The cover of Guy Gilchrist’s Today’s Dogg shows a cat, with hearts dancing above her head, saying “You complete me” to a dog whose eyes look terrified. “Beauty – Both A Blessing & A Curse” depicts a collie with sad eyes and the caption “I’m more than just a ‘Hug Object’!

I’m a ‘First Responder’! Timmy’s down a well? Get Lassie! C’mon Girl! The barn catches fire? Get Lassie!!! Just love me for all of me! Ok?” The words are incorporated into the cartoon as one artistic entity. Another cartoon, a sad one, shows a tombstone from the side, an American flag, and a dog in front of the grave with the words “I Miss You.” One wildly happy dog is seen with a bowl of food flying through the air and the arms and one leg of a woman, as we come to understand “For You…Dinner Ruined. For Me….Pasta from heaven!” “A Dogg’s Guide To Baseball” shows us a dog clutching a mitt in his mouth with the suggestion “Try Olive Oil as a glove conditioner! or bacon grease! We thank you.” You just never know what the next topic of a Guy Gilchrist “doggy” cartoon will be!

A quote from Dr. Seusss (Theodore Geisel), “You know you’re in love when you don’t want to fall asleep because reality is finally better than your dreams,” is paired with the photo of a small dog surrounded by the front arms of a much larger dog. “Summer afternoon – summer afternoon, to me those have always been the two most beautiful words in the English language,” wrote Henry James, and across from these words we see a dog running outdoors in a field bordered by trees. A smiling dog with a raised face shows us “Always laugh at yourself first – before others do” – Elsa Maxwell, and “What is a friend? A single soul dwelling in two bodies” – Aristotle – shows two dogs carrying the same stick together at the beach. The quotes are varied and interesting and simple and complex, and our curiosity is peaked as we turn page after page to see the lovely sepia-like photos of the dogs who share our lives with us.
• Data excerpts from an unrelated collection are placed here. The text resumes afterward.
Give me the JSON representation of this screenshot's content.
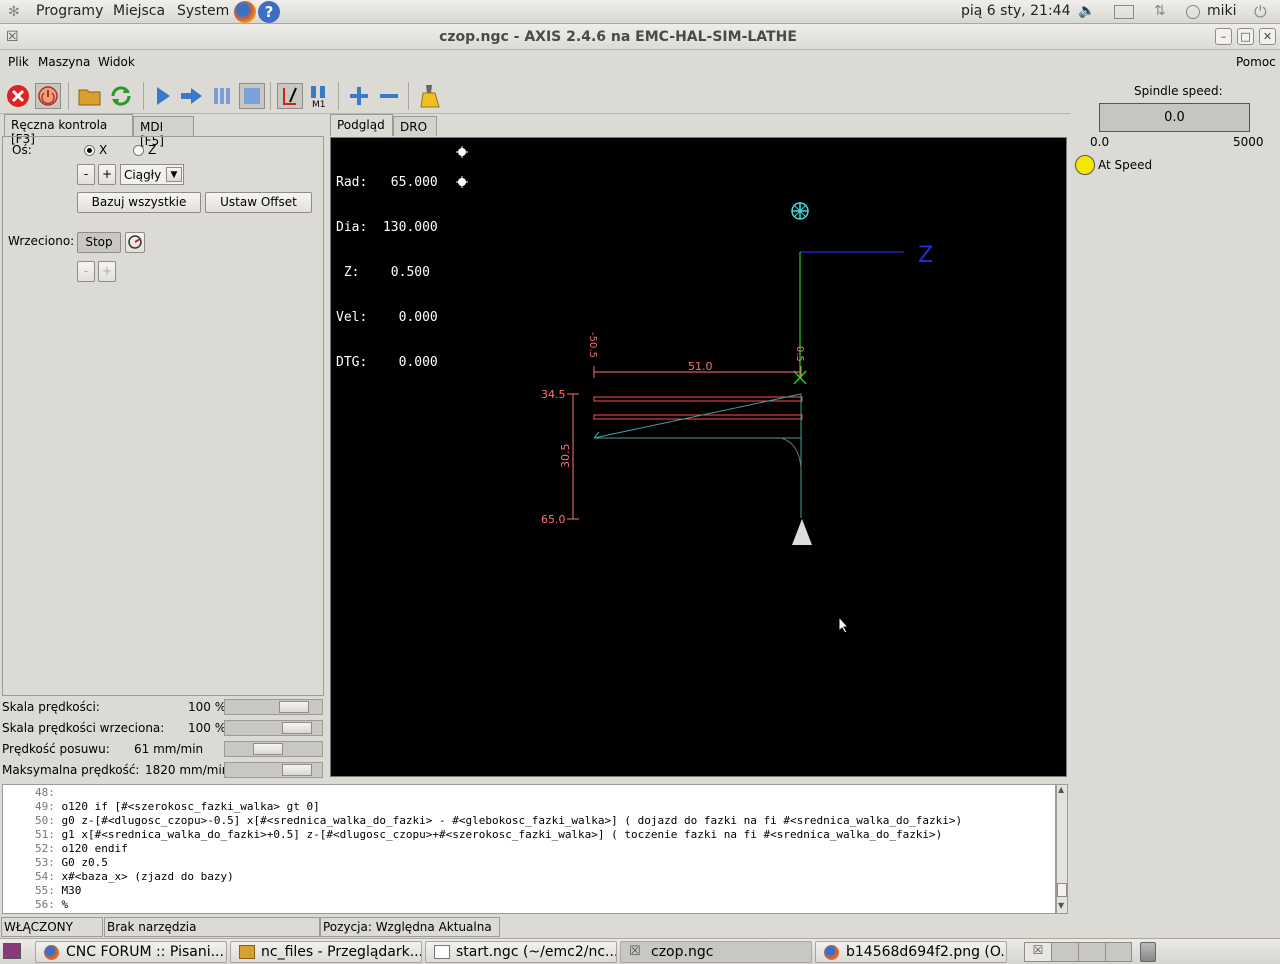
{
  "top_panel": {
    "menus": [
      "Programy",
      "Miejsca",
      "System"
    ],
    "clock": "pią  6 sty, 21:44",
    "user": "miki"
  },
  "window": {
    "title": "czop.ngc - AXIS 2.4.6 na EMC-HAL-SIM-LATHE"
  },
  "menubar": {
    "items": [
      "Plik",
      "Maszyna",
      "Widok"
    ],
    "help": "Pomoc"
  },
  "left_tabs": [
    "Ręczna kontrola [F3]",
    "MDI [F5]"
  ],
  "manual": {
    "axis_label": "Oś:",
    "axis_x": "X",
    "axis_z": "Z",
    "minus": "-",
    "plus": "+",
    "jog_mode": "Ciągły",
    "home_all": "Bazuj wszystkie",
    "touch_off": "Ustaw Offset",
    "spindle_label": "Wrzeciono:",
    "spindle_stop": "Stop",
    "spindle_minus": "-",
    "spindle_plus": "+"
  },
  "sliders": [
    {
      "label": "Skala prędkości:",
      "value": "100 %",
      "fraction": 0.8
    },
    {
      "label": "Skala prędkości wrzeciona:",
      "value": "100 %",
      "fraction": 0.85
    },
    {
      "label": "Prędkość posuwu:",
      "value": "61 mm/min",
      "fraction": 0.42
    },
    {
      "label": "Maksymalna prędkość:",
      "value": "1820 mm/min",
      "fraction": 0.85
    }
  ],
  "preview_tabs": [
    "Podgląd",
    "DRO"
  ],
  "dro": {
    "rad": "Rad:   65.000",
    "dia": "Dia:  130.000",
    "z": " Z:    0.500",
    "vel": "Vel:    0.000",
    "dtg": "DTG:    0.000"
  },
  "plot": {
    "axis_label": "Z",
    "dim_top": "-50.5",
    "dim_len": "51.0",
    "dim_top_right": "0.5",
    "dim_r_top": "34.5",
    "dim_r_mid": "30.5",
    "dim_r_bot": "65.0"
  },
  "spindle": {
    "label": "Spindle speed:",
    "value": "0.0",
    "min": "0.0",
    "max": "5000",
    "at_speed": "At Speed"
  },
  "code": [
    {
      "n": "48:",
      "t": ""
    },
    {
      "n": "49:",
      "t": "o120 if [#<szerokosc_fazki_walka> gt 0]"
    },
    {
      "n": "50:",
      "t": "g0 z-[#<dlugosc_czopu>-0.5] x[#<srednica_walka_do_fazki> - #<glebokosc_fazki_walka>] ( dojazd do fazki na fi #<srednica_walka_do_fazki>)"
    },
    {
      "n": "51:",
      "t": "g1 x[#<srednica_walka_do_fazki>+0.5] z-[#<dlugosc_czopu>+#<szerokosc_fazki_walka>] ( toczenie fazki na fi #<srednica_walka_do_fazki>)"
    },
    {
      "n": "52:",
      "t": "o120 endif"
    },
    {
      "n": "53:",
      "t": "G0 z0.5"
    },
    {
      "n": "54:",
      "t": "x#<baza_x> (zjazd do bazy)"
    },
    {
      "n": "55:",
      "t": "M30"
    },
    {
      "n": "56:",
      "t": "%"
    }
  ],
  "status": {
    "state": "WŁĄCZONY",
    "tool": "Brak narzędzia",
    "position": "Pozycja: Względna Aktualna"
  },
  "taskbar": [
    "CNC FORUM :: Pisani...",
    "nc_files - Przeglądark...",
    "start.ngc (~/emc2/nc...",
    "czop.ngc",
    "b14568d694f2.png (O..."
  ]
}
I urge everyone (dog-lovers included) to purchase these books, where a wealth of thought is hidden beneath beautiful and/or funny pictorials. It makes us fondly remember our love of the dog and the moments, funny, happy, sad, disconsolate, warming, bonding, and glorious, that we feel with our dogs!

Today’s Dogg, by Guy Gilchrist, published by Fastpencil Premiere on May 1, 2011, 148 pages, and Dogphoria by Jim Dratfield, published on May 16, 2011 by Fastpencil Premiere, 120 pages.

Reviewed by Christina Zawadiwsky

Christina Zawadiwsky is Ukrainian-American, born in New York City, has a degree in Fine Arts, and is a poet, artist, journalist and TV producer. She has received a National Endowment for the Arts Award, two Wisconsin Arts Boards Awards, a Co-Ordinating Council of Literary Magazines Writers Award, and an Art Futures Award, among other
honors. She was the originator and producer of Where The Waters Meet, a local TV series created to facilitate the voices of artists of all genres in the media, for which she won two national and twenty local awards, including a Commitment to Community Television Award. She is also a contributing editor to the annual Pushcart Prize Anthology,
the recipient of an Outstanding Achievement Award from the Wisconsin Library Association, and has published four books of poetry. She currently reviews movies for and , music for
, and books for .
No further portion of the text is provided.